Figuring out distribution from adding smaller distributions?

Question

Suppose sam wants to know how long it usually takes him to get to work. He wants to know the 50th percentile, 90th percentile, and 99th percentile of how long, in minutes, it takes him to get to work.

Sam's route to work is split up into N segments. For each segment, the time it takes him to traverse that segment is drawn from some distribution over minutes.

Suppose I know the distribution of each segment. That is, for each segment, I know how long it takes to traverse that segment at the 50th percentile, the 90th percentile, the 99th percentile, etc.

How can I figure out the distribution of it takes Sam to get to work from knowing the distributions of the segments?

(Sorry if something doesn't make sense -- edits are welcome. For software engineers: I'm actually trying to figure out how to estimate the latency of a service call composed of several other service calls)

Answer 1

Comment continued: Here are three specific examples to illustrate see that finding the exact quantiles of sums of distributions is not trivial.

Ten normal segments. Suppose each of ten independent segments is distributed $\mathsf{Norm}(\mu = 10, \sigma=1).$ Then quantiles .5, .9 and .99 for each segment are about 10, 11.3, and 12.3, respectively. (Computations in R.)

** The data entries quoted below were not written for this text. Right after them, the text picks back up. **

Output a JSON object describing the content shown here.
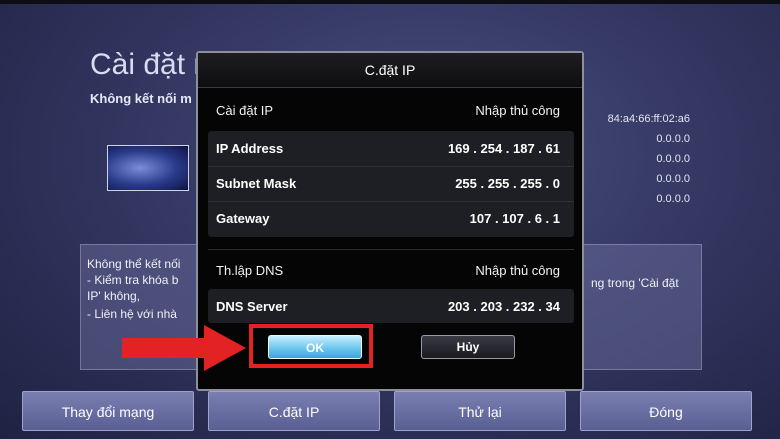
{
  "background": {
    "title": "Cài đặt m",
    "subtitle": "Không kết nối m",
    "mac_values": [
      "84:a4:66:ff:02:a6",
      "0.0.0.0",
      "0.0.0.0",
      "0.0.0.0",
      "0.0.0.0"
    ],
    "error_lines": {
      "line1": "Không thể kết nối",
      "line2": "- Kiểm tra khóa b",
      "line3": "IP' không,",
      "line4": "- Liên hệ với nhà",
      "right_fragment": "ng trong 'Cài đặt"
    }
  },
  "bottom_bar": {
    "change_network": "Thay đổi mạng",
    "ip_settings": "C.đặt IP",
    "retry": "Thử lại",
    "close": "Đóng"
  },
  "dialog": {
    "title": "C.đặt IP",
    "ip_setting": {
      "label": "Cài đặt IP",
      "value": "Nhập thủ công"
    },
    "ip_address": {
      "label": "IP Address",
      "value": "169 . 254 . 187 . 61"
    },
    "subnet_mask": {
      "label": "Subnet Mask",
      "value": "255 . 255 . 255 . 0"
    },
    "gateway": {
      "label": "Gateway",
      "value": "107 . 107 . 6 . 1"
    },
    "dns_setting": {
      "label": "Th.lập DNS",
      "value": "Nhập thủ công"
    },
    "dns_server": {
      "label": "DNS Server",
      "value": "203 . 203 . 232 . 34"
    },
    "ok_label": "OK",
    "cancel_label": "Hủy"
  },
  "annotation": {
    "highlight_color": "#e32224",
    "arrow_color": "#e32224"
  }
}
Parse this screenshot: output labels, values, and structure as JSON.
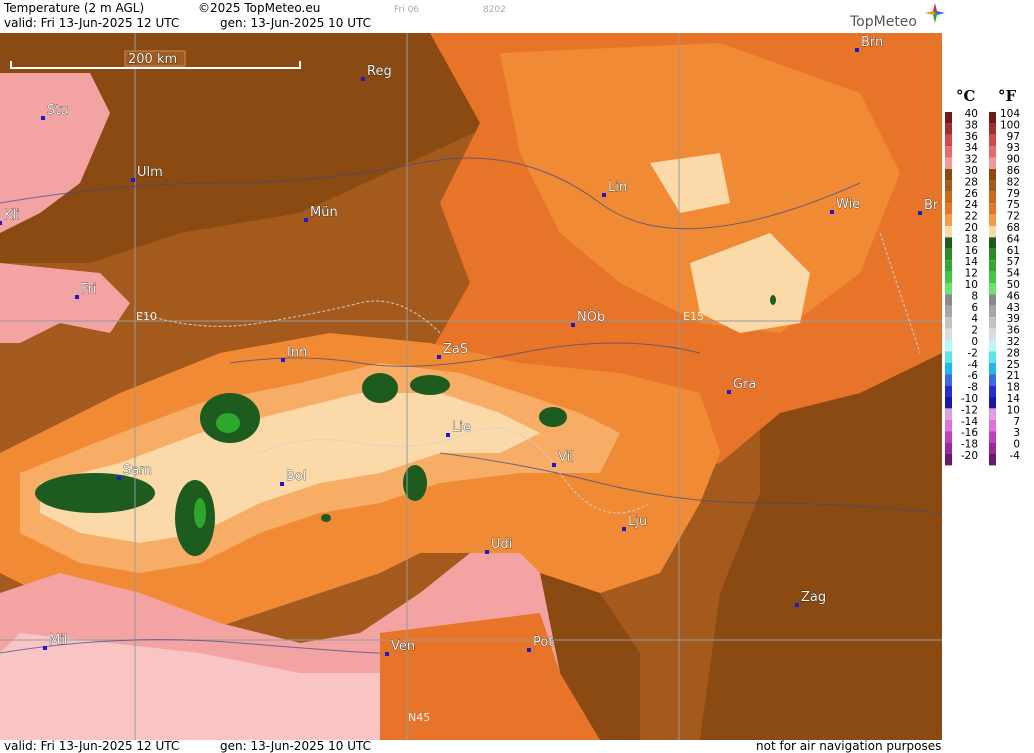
{
  "header": {
    "title": "Temperature (2 m AGL)",
    "copyright": "©2025 TopMeteo.eu",
    "day_tag": "Fri 06",
    "code": "8202",
    "valid": "valid:  Fri  13-Jun-2025  12 UTC",
    "gen": "gen: 13-Jun-2025 10 UTC"
  },
  "logo": {
    "text": "TopMeteo",
    "icon": "compass-star-icon"
  },
  "map": {
    "scale_label": "200 km",
    "grid_labels": {
      "e10": "E10",
      "e15": "E15",
      "n45": "N45"
    },
    "cities": [
      "Stu",
      "Reg",
      "Brn",
      "Ulm",
      "Kli",
      "Mün",
      "Lin",
      "Wie",
      "Br",
      "Fri",
      "NÖb",
      "E15",
      "Inn",
      "ZaS",
      "Gra",
      "Lie",
      "Vil",
      "Sam",
      "Bol",
      "Lju",
      "Udi",
      "Zag",
      "Mil",
      "Ven",
      "Pot"
    ],
    "colors": {
      "brown_dark": "#8a4a12",
      "brown": "#a45a1c",
      "orange_dark": "#d9651c",
      "orange": "#f08a35",
      "orange_light": "#f7ad66",
      "cream": "#fbd9a8",
      "pink": "#f4a3a3",
      "pink_light": "#f8c4c4",
      "green_dark": "#1e5b1e",
      "green": "#2da82d"
    }
  },
  "legend": {
    "unit_c": "°C",
    "unit_f": "°F",
    "celsius": [
      "40",
      "38",
      "36",
      "34",
      "32",
      "30",
      "28",
      "26",
      "24",
      "22",
      "20",
      "18",
      "16",
      "14",
      "12",
      "10",
      "8",
      "6",
      "4",
      "2",
      "0",
      "-2",
      "-4",
      "-6",
      "-8",
      "-10",
      "-12",
      "-14",
      "-16",
      "-18",
      "-20"
    ],
    "fahrenheit": [
      "104",
      "100",
      "97",
      "93",
      "90",
      "86",
      "82",
      "79",
      "75",
      "72",
      "68",
      "64",
      "61",
      "57",
      "54",
      "50",
      "46",
      "43",
      "39",
      "36",
      "32",
      "28",
      "25",
      "21",
      "18",
      "14",
      "10",
      "7",
      "3",
      "0",
      "-4"
    ],
    "colors": [
      "#6a1b1b",
      "#a03030",
      "#d04a4a",
      "#e86a6a",
      "#f29a9a",
      "#8a4a12",
      "#a45a1c",
      "#c86a1c",
      "#e8742a",
      "#f59c4c",
      "#fbd9a8",
      "#1e5b1e",
      "#2d8a2d",
      "#34a834",
      "#44c844",
      "#6fe06f",
      "#8a8a8a",
      "#a6a6a6",
      "#c2c2c2",
      "#dcdcdc",
      "#bdf6f6",
      "#5ee6e6",
      "#1fb8e8",
      "#3a6ae8",
      "#2a2ad0",
      "#1a1aa0",
      "#e0a0e0",
      "#e070e0",
      "#c040c0",
      "#9a2a9a",
      "#6a1a6a"
    ]
  },
  "footer": {
    "valid": "valid:  Fri  13-Jun-2025  12 UTC",
    "gen": "gen: 13-Jun-2025 10 UTC",
    "note": "not for air navigation purposes"
  }
}
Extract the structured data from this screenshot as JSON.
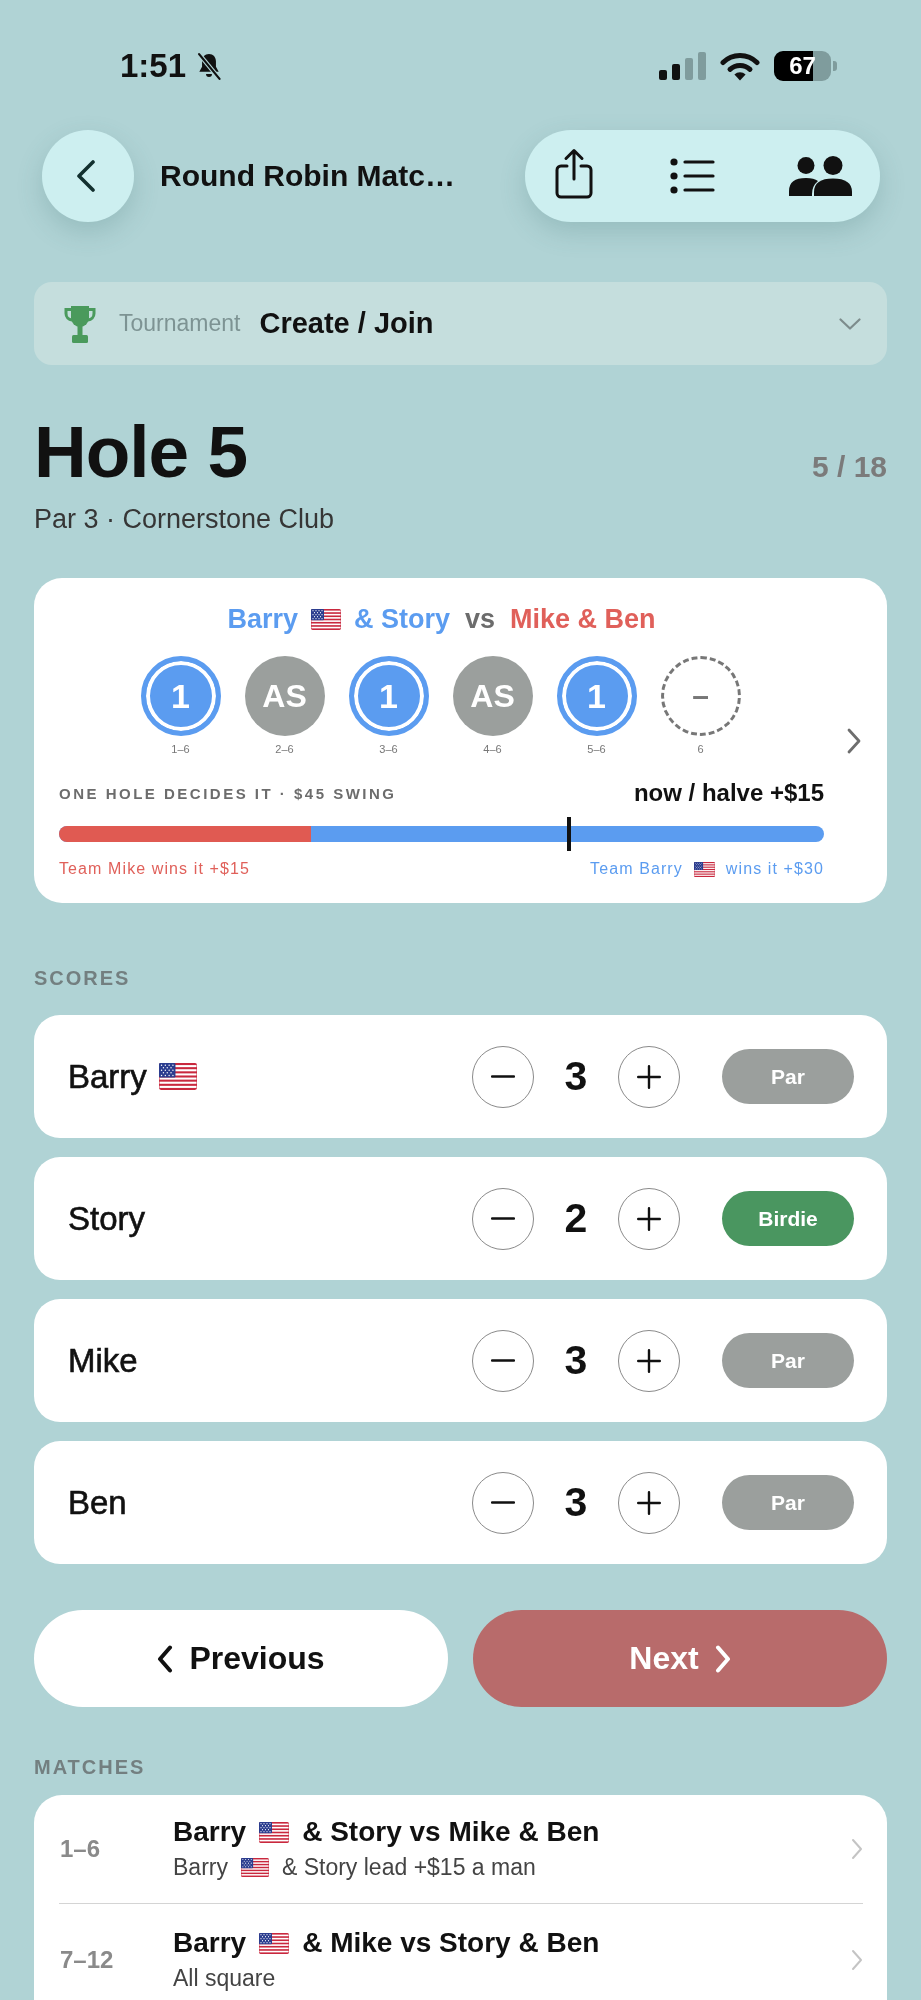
{
  "status_bar": {
    "time": "1:51",
    "battery": "67"
  },
  "header": {
    "title": "Round Robin Matc…"
  },
  "tournament": {
    "label": "Tournament",
    "value": "Create / Join"
  },
  "hole": {
    "title": "Hole 5",
    "count": "5 / 18",
    "details": "Par 3 · Cornerstone Club"
  },
  "match_card": {
    "team_a": [
      {
        "text": "Barry",
        "flag": true
      },
      {
        "text": "& Story",
        "flag": false
      }
    ],
    "versus": "vs",
    "team_b": "Mike & Ben",
    "holes": [
      {
        "result": "1",
        "kind": "won",
        "label": "1–6"
      },
      {
        "result": "AS",
        "kind": "halved",
        "label": "2–6"
      },
      {
        "result": "1",
        "kind": "won",
        "label": "3–6"
      },
      {
        "result": "AS",
        "kind": "halved",
        "label": "4–6"
      },
      {
        "result": "1",
        "kind": "won",
        "label": "5–6"
      },
      {
        "result": "–",
        "kind": "pending",
        "label": "6"
      }
    ],
    "swing_label": "ONE HOLE DECIDES IT · $45 SWING",
    "swing_now": "now / halve +$15",
    "swing_bar": {
      "level": 0.33
    },
    "swing_marker": {
      "level": 0.667
    },
    "left_outcome": [
      {
        "text": "Team Mike wins it +$15",
        "flag": false
      }
    ],
    "right_outcome": [
      {
        "text": "Team Barry",
        "flag": true
      },
      {
        "text": "wins it +$30",
        "flag": false
      }
    ]
  },
  "scores": {
    "heading": "SCORES",
    "players": [
      {
        "name": "Barry",
        "flag": true,
        "score": "3",
        "result": "Par",
        "kind": "par"
      },
      {
        "name": "Story",
        "flag": false,
        "score": "2",
        "result": "Birdie",
        "kind": "birdie"
      },
      {
        "name": "Mike",
        "flag": false,
        "score": "3",
        "result": "Par",
        "kind": "par"
      },
      {
        "name": "Ben",
        "flag": false,
        "score": "3",
        "result": "Par",
        "kind": "par"
      }
    ]
  },
  "nav_buttons": {
    "previous": "Previous",
    "next": "Next"
  },
  "matches": {
    "heading": "MATCHES",
    "items": [
      {
        "holes": "1–6",
        "title": [
          {
            "text": "Barry",
            "flag": true
          },
          {
            "text": "& Story vs Mike & Ben",
            "flag": false
          }
        ],
        "summary": [
          {
            "text": "Barry",
            "flag": true
          },
          {
            "text": "& Story lead +$15 a man",
            "flag": false
          }
        ]
      },
      {
        "holes": "7–12",
        "title": [
          {
            "text": "Barry",
            "flag": true
          },
          {
            "text": "& Mike vs Story & Ben",
            "flag": false
          }
        ],
        "summary": [
          {
            "text": "All square",
            "flag": false
          }
        ]
      }
    ]
  }
}
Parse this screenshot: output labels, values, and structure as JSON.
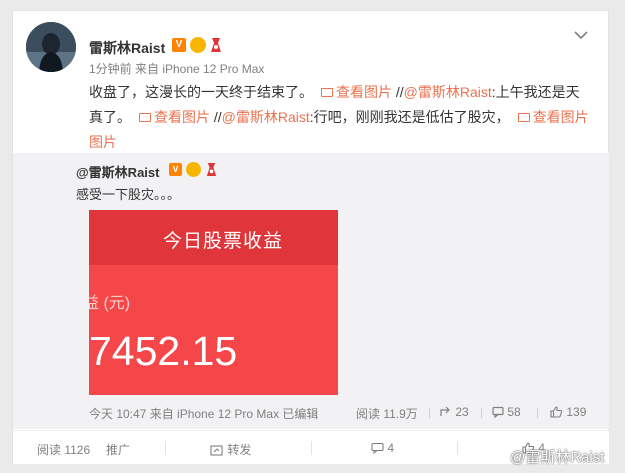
{
  "post": {
    "username": "雷斯林Raist",
    "verified_badge": "V",
    "meta": "1分钟前 来自 iPhone 12 Pro Max",
    "text_1": "收盘了，这漫长的一天终于结束了。",
    "view_pic_label": "查看图片",
    "sep": " //",
    "mention": "@雷斯林Raist",
    "text_2": ":上午我还是天",
    "text_3": "真了。",
    "text_4": ":行吧，刚刚我还是低估了股灾，",
    "view_pic_last": "图片"
  },
  "repost": {
    "username": "@雷斯林Raist",
    "verified_badge": "V",
    "text": "感受一下股灾。。。",
    "image": {
      "title": "今日股票收益",
      "label": "益 (元)",
      "value": "7452.15"
    },
    "meta": "今天 10:47 来自 iPhone 12 Pro Max  已编辑",
    "reads": "阅读 11.9万",
    "reposts": "23",
    "comments": "58",
    "likes": "139"
  },
  "footer": {
    "reads": "阅读 1126",
    "promote": "推广",
    "forward": "转发",
    "comments": "4",
    "likes": "4"
  },
  "watermark": "@雷斯林Raist"
}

qnorm(c(.5,.9,.99), 10, 1)
10.00000 11.28155 12.32635

The sum of ten such segments is distributed $\mathsf{Norm}(\mu=100, \sigma=\sqrt{10}).$ The corresponding quantiles of this distribution are about 100, 104, and 107.$

qnorm(c(.5,.9,.99), 100, sqrt(10))
100.0000 104.0526 107.3566

Ten exponential segments. Suppose each of ten independent segments is distributed $\mathsf{Exp}(\text{rate} = .1).$ Then quantiles .5, .9 and .99 for each segment are about 6.9, 23, and 46, respectively. (The mean and standard deviation are both $10.)$

qexp(c(.5,.9,.99), .1)
 6.931472 23.025851 46.051702

The sum of ten such segments is distributed $\mathsf{Gamma}(\text{shape}=10, \text{rate}=.1.)$ (The mean is 100 and the variance is 1000.) The corresponding quantiles of the sum are about 97, 142, and 188.

qgamma(c(.5,.9,.99), 10, .1)
96.68715 142.05990 187.83117

Similar approximate results from a simulation:

set.seed(118)
x = replicate(10^6, sum(rexp(10,.1)))  # vector or a million sums of ten
mean(x); var(x); quantile(x, c(.5,.9,.99))
99.97961
1000.581
      50%       90%       99% 
 96.67126 142.06101 188.03925 

Sum of a dozen uniform segments. Suppose each of ten independent segments is distributed $\mathsf{Unif}(0,1).$ Then quantiles .5, .9 and .99 for each segment are .5, .9, and .99, respectively. (The mean is 1/2 and the variance is 1/12.)

qunif(c(.5,.9,.99))
0.50 0.90 0.99

According to the Central Limit Theorem, the sum of 12 such segments is distributed nearly as $\mathsf{Norm}(\mu=6, \sigma=1)$ From simulation, the approximate corresponding quantiles of the sum are about 6, 7.3, and 8.3.

set.seed(2019)
x = replicate(10^6, sum(runif(12)))
mean(x); var(x); quantile(x, c(.5,.9,.99))
6.001354
1.000741
     50%      90%      99% 
6.002158 7.289854 8.310085 

Note: In general, if the segments are independent and identically distribututed with known mean and variance, and there are enough of them that the Central Limit Theorem applies, then you might find the mean and variance of the nearly normal sum, and from them the desired quantiles.